Five projects were chosen for partners who will help with restoration:

  • construction of a new neighborhood
  • industrial zone
  • innovation and tech startups
  • green areas
  • cultural heritage

Currently, three phases are seen in the work:

  • provision of basic needs
  • quick recovery
  • 20-30 years after

To work with sponsors, Oleksandr Senkevych advises communities to prepare a detailed checklist.

“We have a table by directions. When partners come, we have a ready list of what is needed. Since the first day of the war, I have said that money is not needed. They did not receive a penny for equipment or pipes. We hand over documentation; partners buy it and control it themselves. It is important because it facilitates local self-government. Ensures transparency and accountability. It is important to restore its reputation. Aid isn’t about money, but about the benefits that the community receives.”

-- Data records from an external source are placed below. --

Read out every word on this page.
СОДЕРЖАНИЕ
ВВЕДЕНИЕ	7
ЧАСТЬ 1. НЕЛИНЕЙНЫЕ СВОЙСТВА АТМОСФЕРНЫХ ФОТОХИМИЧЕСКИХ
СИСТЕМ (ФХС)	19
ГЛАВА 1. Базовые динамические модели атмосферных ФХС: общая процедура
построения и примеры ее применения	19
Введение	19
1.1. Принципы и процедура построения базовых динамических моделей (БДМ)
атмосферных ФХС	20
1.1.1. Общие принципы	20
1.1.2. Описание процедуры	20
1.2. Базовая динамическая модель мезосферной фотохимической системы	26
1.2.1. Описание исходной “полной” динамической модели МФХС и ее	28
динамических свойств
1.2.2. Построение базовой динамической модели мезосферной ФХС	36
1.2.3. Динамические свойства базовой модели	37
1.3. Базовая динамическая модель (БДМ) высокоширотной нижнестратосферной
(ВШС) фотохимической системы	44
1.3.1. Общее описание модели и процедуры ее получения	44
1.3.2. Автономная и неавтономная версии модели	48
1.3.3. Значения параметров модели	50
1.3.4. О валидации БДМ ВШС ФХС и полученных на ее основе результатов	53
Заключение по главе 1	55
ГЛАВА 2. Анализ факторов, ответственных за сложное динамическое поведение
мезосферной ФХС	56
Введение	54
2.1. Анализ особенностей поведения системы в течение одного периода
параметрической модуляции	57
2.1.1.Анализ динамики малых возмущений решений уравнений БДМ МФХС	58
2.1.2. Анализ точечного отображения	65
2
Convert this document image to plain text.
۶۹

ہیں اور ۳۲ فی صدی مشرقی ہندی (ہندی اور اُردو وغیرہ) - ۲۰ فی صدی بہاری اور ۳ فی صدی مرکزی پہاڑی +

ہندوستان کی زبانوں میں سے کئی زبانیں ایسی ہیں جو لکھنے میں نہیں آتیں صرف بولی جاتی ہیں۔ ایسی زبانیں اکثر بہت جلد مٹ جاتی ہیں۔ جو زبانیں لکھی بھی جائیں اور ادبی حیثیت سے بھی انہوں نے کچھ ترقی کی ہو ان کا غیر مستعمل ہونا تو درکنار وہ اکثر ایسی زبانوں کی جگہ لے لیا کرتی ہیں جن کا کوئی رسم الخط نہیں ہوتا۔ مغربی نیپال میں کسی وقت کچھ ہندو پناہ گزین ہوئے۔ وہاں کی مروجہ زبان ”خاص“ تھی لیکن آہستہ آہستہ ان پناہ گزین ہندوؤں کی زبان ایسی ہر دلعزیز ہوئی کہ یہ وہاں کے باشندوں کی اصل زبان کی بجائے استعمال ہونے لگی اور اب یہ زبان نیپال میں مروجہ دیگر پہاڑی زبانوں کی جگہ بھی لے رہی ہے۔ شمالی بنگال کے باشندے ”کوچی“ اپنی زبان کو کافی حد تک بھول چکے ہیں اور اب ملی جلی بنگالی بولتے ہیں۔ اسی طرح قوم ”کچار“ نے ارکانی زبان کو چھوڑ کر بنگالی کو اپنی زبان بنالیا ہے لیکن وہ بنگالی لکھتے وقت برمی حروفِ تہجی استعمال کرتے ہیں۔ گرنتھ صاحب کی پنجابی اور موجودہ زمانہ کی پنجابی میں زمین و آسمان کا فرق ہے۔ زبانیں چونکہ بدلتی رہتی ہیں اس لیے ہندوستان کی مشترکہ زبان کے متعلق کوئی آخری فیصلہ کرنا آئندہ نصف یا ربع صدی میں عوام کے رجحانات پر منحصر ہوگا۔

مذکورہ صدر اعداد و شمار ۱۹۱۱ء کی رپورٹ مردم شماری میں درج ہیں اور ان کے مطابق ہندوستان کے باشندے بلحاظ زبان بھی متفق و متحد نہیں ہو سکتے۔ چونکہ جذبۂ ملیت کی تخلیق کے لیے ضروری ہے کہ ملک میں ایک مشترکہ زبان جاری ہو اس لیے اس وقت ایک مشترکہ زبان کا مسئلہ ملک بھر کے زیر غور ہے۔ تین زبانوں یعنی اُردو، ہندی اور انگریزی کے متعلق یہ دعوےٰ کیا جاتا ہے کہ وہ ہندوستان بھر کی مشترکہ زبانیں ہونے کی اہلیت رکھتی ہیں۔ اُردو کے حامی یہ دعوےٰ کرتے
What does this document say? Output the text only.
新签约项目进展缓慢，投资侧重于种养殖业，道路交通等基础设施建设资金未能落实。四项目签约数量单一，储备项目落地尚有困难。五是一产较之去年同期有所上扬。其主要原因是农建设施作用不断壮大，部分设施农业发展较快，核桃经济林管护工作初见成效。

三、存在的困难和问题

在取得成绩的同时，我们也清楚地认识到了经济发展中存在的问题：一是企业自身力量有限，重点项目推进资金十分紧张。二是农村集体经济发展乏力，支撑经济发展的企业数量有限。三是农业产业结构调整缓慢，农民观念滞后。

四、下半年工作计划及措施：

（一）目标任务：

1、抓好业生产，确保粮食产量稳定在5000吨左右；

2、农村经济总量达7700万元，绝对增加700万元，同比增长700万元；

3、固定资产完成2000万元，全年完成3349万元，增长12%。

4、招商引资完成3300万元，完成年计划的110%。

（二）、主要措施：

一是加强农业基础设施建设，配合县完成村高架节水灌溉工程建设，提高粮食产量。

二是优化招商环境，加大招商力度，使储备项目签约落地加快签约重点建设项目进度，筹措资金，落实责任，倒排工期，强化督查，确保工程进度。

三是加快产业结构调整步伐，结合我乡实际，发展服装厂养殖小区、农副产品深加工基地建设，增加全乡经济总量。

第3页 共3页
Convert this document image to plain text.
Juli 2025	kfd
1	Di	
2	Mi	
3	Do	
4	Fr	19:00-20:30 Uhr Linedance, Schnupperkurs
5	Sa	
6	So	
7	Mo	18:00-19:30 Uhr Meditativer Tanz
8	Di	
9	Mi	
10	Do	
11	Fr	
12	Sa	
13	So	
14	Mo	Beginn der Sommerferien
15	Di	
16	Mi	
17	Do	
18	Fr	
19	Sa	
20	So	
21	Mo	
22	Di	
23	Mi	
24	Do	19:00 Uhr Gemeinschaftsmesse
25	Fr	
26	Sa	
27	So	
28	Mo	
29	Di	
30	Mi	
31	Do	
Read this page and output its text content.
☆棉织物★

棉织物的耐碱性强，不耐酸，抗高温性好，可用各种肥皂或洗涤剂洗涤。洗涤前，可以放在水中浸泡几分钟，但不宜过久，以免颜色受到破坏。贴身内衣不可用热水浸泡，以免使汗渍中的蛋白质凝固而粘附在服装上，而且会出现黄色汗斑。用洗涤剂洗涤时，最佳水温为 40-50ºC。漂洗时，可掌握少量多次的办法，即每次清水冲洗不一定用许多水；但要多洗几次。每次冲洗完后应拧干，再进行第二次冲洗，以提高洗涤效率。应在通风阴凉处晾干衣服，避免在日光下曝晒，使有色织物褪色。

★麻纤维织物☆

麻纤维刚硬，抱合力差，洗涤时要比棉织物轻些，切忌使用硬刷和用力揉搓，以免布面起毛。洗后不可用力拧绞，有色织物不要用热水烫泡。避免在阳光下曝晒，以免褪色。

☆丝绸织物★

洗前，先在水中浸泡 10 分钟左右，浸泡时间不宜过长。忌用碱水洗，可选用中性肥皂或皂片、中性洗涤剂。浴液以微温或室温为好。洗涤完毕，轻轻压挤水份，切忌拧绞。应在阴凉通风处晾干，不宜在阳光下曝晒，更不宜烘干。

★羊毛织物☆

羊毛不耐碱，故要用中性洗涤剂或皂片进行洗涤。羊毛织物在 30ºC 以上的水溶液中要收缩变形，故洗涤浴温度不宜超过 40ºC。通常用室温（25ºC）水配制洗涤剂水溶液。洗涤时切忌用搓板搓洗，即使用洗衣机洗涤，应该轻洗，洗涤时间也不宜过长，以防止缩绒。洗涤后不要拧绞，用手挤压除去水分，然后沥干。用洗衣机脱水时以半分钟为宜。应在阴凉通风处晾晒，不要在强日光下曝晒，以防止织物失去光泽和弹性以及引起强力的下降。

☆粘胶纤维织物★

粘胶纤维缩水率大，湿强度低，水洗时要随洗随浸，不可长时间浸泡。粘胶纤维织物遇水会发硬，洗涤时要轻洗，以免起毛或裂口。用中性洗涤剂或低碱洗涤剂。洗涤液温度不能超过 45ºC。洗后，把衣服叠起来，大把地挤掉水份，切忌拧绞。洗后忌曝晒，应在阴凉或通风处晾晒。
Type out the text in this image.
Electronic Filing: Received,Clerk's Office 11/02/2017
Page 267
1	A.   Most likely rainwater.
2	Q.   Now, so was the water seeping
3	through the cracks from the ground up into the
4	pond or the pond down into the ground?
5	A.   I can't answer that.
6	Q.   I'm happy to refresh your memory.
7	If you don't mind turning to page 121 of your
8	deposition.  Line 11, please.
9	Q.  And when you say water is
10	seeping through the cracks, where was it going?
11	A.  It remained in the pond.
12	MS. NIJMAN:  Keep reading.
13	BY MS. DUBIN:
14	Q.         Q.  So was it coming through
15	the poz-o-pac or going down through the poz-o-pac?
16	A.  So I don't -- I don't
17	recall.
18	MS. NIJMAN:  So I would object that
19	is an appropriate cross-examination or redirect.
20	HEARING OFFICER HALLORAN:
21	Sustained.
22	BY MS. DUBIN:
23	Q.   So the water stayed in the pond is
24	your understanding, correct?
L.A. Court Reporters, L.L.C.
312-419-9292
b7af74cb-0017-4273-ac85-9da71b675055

According to him, in order to not only return but also keep people in the city, it is important to restore the infrastructure.

“It is important to create a program and economic levers for the development of the economy in the de-occupied territories and those most affected by russian aggression. We urge donors to invest in these regions.”

The National Interest Advocacy Network Project “Rebuilding Ukraine Together” is implemented with the support of the European Union and aims to establish effective processes of interaction between all key agents of the Restoration of Ukraine: state and local authorities, international donors and partners, expert and professional communities, representatives of civil society.